Manchester City brushed past Leicester City, but after cruising into a comfortable lead they found themselves hanging on to a surprising extent.
By the time that thirty minutes had been played at The Etihad Stadium, it felt as though this was the new manager bounce for which Leicester City had been hoping. Indeed, hiring a new manager and when his first game will be away to Manchester City feels a little bit like hiring them, pushing them straight out of the window of the 50th storey of a skyscraper, and hoping that the team will bounce when he hits the pavement. But by the end of this game, Leicester may even have seen a crack of light amid the darkness after a spirited late showing against complacent opponents.
Leicester’s new coaching triumvirate of Smith, Craig Shakespeare and *checks notes* John Terry set their team up as an apparent exercise in damage limitation, which worked reasonably effectively for about four and a half minutes, until John Stones hoiked the ball into the top corner of the goal. They subsequently implemented Plan B, which was to change nothing whatsoever, the sum result of which was that Manchester City were three up in 25 minutes.
A strangely lengthy VAR wait came about before a handball decision that was obvious was awarded against Wilfred Ndidi. Of course, such matters as nerves don’t affect The Flaxen-Haired Nordic Goalbot, who converted the resulting penalty kick via the inside of the post. Fourteen minutes later, Kevin De Bruyne nicked the ball from Ndidi and fed the ball to Haaland who, well, we all know how this turns out, don’t we?
It certainly feels as though Haaland is the perfect synthesis of the very best that Manchester City have offered as a team in recent years. The relentlessness is obvious. As sure as night follows day, Haaland will score a goal. But it’s also a matter of the precision and timing of his movement, the extent to which all that preparation reaps such inevitable rewards when matchday comes around.

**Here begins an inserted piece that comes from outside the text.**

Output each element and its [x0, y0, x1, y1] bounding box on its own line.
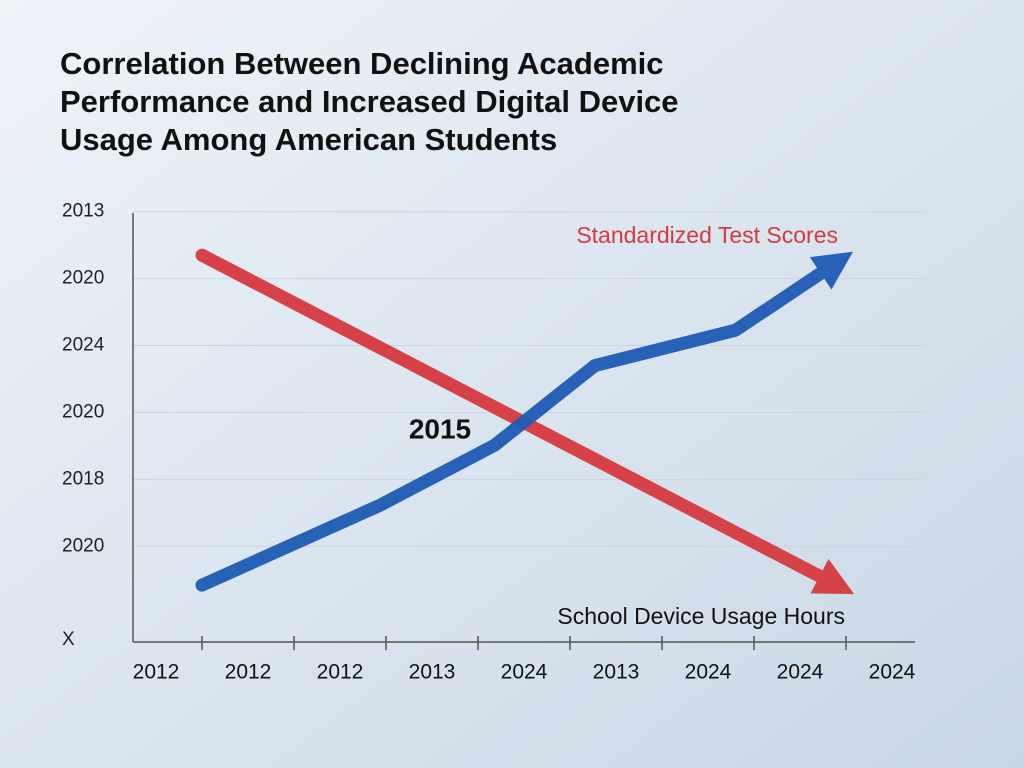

At 3-0 up, they relieved the pressure a little bit. Manchester City were still camped in Leicester’s half, of course, but the pace began to slow a little as the half progressed. To even things up a little, at half-time Haaland was withdrawn and replaced by Julian Alvarez. Perhaps he’s already running out of space in his garden shed for match balls. And they didn’t look the same without him in the second half.

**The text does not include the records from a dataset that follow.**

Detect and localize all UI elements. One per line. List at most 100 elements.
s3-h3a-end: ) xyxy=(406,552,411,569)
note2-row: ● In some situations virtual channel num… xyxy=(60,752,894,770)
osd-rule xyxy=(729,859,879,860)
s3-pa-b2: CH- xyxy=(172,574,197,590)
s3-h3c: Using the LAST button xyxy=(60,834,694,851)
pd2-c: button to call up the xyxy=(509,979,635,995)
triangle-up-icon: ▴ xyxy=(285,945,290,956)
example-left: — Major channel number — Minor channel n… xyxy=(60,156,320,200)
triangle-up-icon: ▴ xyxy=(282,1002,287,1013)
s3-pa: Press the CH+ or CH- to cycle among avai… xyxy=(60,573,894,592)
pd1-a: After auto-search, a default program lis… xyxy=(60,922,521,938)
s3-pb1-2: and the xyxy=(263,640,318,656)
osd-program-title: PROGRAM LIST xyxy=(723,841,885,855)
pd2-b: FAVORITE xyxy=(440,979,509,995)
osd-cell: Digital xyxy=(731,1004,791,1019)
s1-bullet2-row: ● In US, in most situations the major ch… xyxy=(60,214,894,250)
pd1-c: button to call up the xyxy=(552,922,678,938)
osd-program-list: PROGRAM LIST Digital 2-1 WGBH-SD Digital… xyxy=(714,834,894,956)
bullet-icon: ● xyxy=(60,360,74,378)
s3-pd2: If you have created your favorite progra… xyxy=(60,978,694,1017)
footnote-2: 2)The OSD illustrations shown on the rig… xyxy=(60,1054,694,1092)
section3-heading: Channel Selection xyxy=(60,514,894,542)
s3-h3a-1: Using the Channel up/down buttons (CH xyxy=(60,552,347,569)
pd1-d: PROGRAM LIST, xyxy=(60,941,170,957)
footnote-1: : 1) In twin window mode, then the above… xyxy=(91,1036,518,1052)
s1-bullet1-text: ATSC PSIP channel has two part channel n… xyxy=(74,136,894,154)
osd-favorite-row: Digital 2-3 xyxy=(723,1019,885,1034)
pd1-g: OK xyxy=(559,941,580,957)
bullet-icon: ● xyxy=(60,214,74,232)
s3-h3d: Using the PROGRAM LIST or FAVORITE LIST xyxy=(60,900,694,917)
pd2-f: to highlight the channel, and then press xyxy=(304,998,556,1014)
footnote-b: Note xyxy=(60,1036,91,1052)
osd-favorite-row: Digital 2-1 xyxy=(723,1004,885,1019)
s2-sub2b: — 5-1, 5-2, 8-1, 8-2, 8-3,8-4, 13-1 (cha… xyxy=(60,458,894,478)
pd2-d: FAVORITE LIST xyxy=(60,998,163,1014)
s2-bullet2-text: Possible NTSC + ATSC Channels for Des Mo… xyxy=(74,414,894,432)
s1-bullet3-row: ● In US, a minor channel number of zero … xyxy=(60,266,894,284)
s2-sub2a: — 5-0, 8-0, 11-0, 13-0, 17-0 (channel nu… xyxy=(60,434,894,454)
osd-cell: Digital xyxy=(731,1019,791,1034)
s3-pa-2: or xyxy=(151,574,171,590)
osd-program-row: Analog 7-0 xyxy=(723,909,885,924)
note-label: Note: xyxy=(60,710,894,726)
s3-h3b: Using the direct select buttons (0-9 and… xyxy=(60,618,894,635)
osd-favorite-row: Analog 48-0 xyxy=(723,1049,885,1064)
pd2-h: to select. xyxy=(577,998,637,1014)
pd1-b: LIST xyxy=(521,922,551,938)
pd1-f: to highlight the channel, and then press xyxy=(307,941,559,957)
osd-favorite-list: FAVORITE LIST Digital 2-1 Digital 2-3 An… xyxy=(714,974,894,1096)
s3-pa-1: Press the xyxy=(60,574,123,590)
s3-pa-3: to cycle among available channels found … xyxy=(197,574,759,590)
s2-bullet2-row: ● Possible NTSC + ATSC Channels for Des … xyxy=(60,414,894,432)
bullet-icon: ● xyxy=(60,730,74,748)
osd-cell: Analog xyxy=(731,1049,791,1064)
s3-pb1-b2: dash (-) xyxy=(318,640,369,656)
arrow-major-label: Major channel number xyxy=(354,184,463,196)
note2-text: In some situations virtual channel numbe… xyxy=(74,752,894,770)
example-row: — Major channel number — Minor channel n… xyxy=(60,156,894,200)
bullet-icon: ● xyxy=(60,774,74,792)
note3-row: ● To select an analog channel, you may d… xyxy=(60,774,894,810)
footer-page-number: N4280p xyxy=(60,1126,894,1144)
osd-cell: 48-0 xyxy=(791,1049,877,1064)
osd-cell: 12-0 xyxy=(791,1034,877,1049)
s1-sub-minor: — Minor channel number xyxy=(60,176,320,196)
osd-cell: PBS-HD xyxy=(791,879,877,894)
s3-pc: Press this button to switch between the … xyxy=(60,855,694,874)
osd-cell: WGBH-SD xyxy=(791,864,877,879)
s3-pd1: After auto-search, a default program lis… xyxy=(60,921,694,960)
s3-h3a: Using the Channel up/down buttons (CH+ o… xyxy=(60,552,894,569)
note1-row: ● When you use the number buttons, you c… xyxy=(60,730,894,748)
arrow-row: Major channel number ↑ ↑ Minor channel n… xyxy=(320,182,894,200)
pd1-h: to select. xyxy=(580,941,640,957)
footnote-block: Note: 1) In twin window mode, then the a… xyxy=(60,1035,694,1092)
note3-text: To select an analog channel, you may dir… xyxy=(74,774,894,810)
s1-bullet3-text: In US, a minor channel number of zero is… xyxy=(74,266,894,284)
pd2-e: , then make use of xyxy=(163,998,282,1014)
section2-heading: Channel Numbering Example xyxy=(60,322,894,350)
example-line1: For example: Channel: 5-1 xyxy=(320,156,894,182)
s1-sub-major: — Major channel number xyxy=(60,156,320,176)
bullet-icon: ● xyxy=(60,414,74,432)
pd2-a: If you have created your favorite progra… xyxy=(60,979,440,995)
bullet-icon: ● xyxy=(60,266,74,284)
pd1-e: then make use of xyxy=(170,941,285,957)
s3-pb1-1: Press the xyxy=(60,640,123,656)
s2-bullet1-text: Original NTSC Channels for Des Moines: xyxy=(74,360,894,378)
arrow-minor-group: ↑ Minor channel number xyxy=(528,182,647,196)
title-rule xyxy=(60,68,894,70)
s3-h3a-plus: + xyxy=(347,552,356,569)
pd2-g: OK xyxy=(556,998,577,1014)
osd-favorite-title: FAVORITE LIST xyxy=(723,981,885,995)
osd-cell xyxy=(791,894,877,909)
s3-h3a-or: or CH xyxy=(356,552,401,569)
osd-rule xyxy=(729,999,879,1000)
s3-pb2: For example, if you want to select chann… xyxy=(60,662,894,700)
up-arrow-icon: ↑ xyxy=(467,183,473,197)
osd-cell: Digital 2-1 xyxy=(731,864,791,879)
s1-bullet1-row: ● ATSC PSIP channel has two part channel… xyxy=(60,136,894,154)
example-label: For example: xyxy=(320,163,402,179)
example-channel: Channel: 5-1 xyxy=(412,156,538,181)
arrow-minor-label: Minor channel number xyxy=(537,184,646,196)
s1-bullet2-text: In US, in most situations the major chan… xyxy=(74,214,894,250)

Arsenal supporters hoping for Manchester City to slip up were never likely to be satisfied by this match. Even without taking into account the recent managerial upheaval at The King Power Stadium, Leicester have been in wretched form of late, and replacing Brendan Rodgers with Dean Smith, but only after Graham Potter and Jesse Marsch had turned them down, was going to lead to the level of bounce required to have any chance whatsoever of getting a result from a match like this.
But even though the truth of the matter is that Manchester City seem to have completed their process of moving up through the gears and are now at cruising altitude, they did hit a little turbluence entirely of their own making in the closing stages. Since losing to Spurs at the start of February – a result which now seems so unlikely that it feels a little as though it might have been either a collective hallucination or beamed from a parallel universe into ours – they’ve had twelve wins and two draws from fourteen games. It will already require something approaching a miracle for them to miss out on a place in the semi-finals of the Champions League, and they face relatively moderate opposition in the FA Cup semi-finals in the form of Sheffield United.
The stars seem to be aligning, and a Premier League season which has been more interesting than most may yet end in a clean sweep for the oil money only being disrupted by City’s failure to win the EFL Cup, a state of affairs which is unlikely to have kept Pep Guardiola awake at night since they surprisingly lost to Southampton in January. This sheer relentlessness is what any opponents have to keep pace with if they are to win the Premier League. Last season, Liverpool fell short by a point. Arsenal now have to deal with that relentless churn for the rest of this season.
Yet there were wobbles, on this occasion. With fifteen minutes to play, Harry Souttar’s header was blocked by Edersen, but Kelechi Iheanacho tapped the ball over the line to pull a goal back. Suddenly enervated, and with City having slowed the game to crawling pace, Leicester looked surprisingly as though they could get back into the game. A couple of minutes passed and Iheanacho shot narrowly high and wide. Had that gone in, we might have been set up for an exciting closing ten minutes. With five to play, some even more lackadaisical defending allowed James Maddison through on goal, but his shot was blocked by Edersen. In stoppage-time, Iheanacho got through again, but this time saw his shot bounce out off the base of the post.
All might not be lost for Leicester City, should they be able to show a little of the resolve that they showed once they got a goal back in this game. They’re not as young – or in some cases as effective – as they used to be, but players such as Maddison, Vardy, Iheanacho and Patson Daka all have the experience or quality to be able to pull out the points they need to maintain Premier League football for at least another season. And Pep Guardiola’s brow may well have been furrowed by the fact that his team almost let a team in such a wretched run of form back into a game which they had more or less wrapped up by half-time. In the end Erling Haaland was the difference between these two teams, but Pep Guardiola might have been hoping for something more than this against such moderate opposition.